At maturity, the LST governance token competes with the LST itself. This does not seem like a desirable outcome or sensible product strategy.
Why not? BTW, are you aware UARS have knobs to make token less competitive if necessary?
Under our proposal the reason for owning RPL at maturity would be continuing RPL yield.
Too fast. Current tokenomics looks good under maturity, but it’s not clear if reaching maturity is possible with that tokenomics. We have a death spiral unfolding the last year, and I have no reason to believe that separation of RPL and ETH parties in the system may have any impact on this dynamics.
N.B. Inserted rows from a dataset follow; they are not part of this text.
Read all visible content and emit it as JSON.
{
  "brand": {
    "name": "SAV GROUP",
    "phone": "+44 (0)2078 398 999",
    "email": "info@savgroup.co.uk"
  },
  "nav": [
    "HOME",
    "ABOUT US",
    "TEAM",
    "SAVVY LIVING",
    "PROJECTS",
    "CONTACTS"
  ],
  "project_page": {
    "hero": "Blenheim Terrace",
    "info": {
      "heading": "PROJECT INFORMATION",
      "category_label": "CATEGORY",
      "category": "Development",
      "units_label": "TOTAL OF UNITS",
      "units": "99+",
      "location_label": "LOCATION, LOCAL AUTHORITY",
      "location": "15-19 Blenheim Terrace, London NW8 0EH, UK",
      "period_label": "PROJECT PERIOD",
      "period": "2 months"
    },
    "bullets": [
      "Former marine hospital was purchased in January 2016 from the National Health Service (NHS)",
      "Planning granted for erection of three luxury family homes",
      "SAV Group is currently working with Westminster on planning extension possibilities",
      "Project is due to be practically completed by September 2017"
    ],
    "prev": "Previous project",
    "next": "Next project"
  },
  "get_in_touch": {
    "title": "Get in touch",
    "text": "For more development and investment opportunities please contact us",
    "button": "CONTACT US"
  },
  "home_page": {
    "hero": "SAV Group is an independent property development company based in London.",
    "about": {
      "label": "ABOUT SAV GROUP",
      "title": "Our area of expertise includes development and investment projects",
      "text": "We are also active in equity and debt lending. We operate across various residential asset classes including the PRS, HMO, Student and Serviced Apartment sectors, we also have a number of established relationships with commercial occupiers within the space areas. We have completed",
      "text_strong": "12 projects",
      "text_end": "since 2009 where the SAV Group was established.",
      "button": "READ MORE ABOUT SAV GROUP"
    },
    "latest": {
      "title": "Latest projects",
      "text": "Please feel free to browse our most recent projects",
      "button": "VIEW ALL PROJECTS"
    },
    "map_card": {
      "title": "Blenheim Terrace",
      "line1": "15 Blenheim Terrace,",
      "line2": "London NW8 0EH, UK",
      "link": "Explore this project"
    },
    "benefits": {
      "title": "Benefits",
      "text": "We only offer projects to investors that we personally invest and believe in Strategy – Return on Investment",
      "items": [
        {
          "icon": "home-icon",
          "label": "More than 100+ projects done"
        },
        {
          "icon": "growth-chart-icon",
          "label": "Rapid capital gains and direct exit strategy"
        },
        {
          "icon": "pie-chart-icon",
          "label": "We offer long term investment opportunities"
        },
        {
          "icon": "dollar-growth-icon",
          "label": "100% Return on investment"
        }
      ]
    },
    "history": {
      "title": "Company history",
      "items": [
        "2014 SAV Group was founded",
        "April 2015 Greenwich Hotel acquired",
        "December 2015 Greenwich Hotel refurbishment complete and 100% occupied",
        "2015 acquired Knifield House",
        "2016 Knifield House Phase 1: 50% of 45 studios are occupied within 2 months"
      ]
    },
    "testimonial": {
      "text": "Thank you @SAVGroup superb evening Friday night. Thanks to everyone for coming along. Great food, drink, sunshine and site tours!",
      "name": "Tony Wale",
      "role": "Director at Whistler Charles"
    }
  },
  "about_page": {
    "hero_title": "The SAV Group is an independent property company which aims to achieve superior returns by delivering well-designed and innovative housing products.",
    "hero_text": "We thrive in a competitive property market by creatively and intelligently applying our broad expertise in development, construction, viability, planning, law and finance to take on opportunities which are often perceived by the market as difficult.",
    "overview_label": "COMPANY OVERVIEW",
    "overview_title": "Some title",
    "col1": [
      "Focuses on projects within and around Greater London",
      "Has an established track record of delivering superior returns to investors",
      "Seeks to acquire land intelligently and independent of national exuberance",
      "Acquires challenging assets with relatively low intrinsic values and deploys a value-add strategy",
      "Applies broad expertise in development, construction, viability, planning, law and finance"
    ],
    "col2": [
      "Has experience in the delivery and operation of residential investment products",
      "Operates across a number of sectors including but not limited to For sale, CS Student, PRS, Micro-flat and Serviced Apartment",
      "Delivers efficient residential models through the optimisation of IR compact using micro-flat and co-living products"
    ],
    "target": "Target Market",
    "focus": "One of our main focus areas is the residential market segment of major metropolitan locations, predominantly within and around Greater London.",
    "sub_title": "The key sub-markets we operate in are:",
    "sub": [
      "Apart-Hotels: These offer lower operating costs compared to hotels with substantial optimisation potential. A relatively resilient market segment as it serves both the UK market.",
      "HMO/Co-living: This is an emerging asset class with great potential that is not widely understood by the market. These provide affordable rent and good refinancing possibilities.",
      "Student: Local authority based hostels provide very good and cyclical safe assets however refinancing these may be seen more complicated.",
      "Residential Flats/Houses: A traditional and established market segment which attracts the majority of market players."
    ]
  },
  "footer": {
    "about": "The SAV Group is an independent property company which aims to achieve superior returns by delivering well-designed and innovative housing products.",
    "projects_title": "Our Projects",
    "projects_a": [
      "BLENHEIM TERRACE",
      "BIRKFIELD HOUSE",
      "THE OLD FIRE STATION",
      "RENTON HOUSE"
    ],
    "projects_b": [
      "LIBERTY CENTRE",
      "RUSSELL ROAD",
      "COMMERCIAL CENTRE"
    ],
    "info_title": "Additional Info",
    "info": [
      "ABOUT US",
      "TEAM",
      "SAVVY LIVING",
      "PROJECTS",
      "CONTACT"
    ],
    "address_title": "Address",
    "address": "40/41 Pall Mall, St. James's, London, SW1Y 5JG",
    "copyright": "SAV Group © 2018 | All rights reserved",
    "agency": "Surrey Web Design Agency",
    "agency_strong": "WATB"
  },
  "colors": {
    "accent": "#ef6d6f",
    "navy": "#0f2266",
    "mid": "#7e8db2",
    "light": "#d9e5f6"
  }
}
It is too risky to own RPL before maturity, so we can see what I described earlier – in case of bear market RPL holders would prefer to sell and the only party that have a strong incentive to buy in your proposal is pDAO. You can limit pDAO, but you end up in a state where no one wants to buy and supply any more RPL and pDAO has already staked all its RPL => no more validators and the protocol is stagnant (tending more to reduction rather than growth due to inflation).
I’m copying from a response I made to Jasper previously, please lmk if you have more questions.
Okay, I see. I think that ultimately, the likelihood of CA depends on 1) the yield and 2) the will. If you try to reduce the yield for whales, then we may never reach maturity. So you have to live with big actors, and I guess there’s a possible way to limit CA growth if necessary. As for the will, I doubt we can stop evil actor, simply bc, we can’t tell who is good and who pretends to be good.
Would you kindly answer the question “what are the proposed collateral amounts for LEB4 and lesser LEBs”? I think this is important missing piece because these numbers might allow us to predict some system dynamics. Shell we expect a shortcut to a maturity or another death spiral like we got with the advent of LEB8?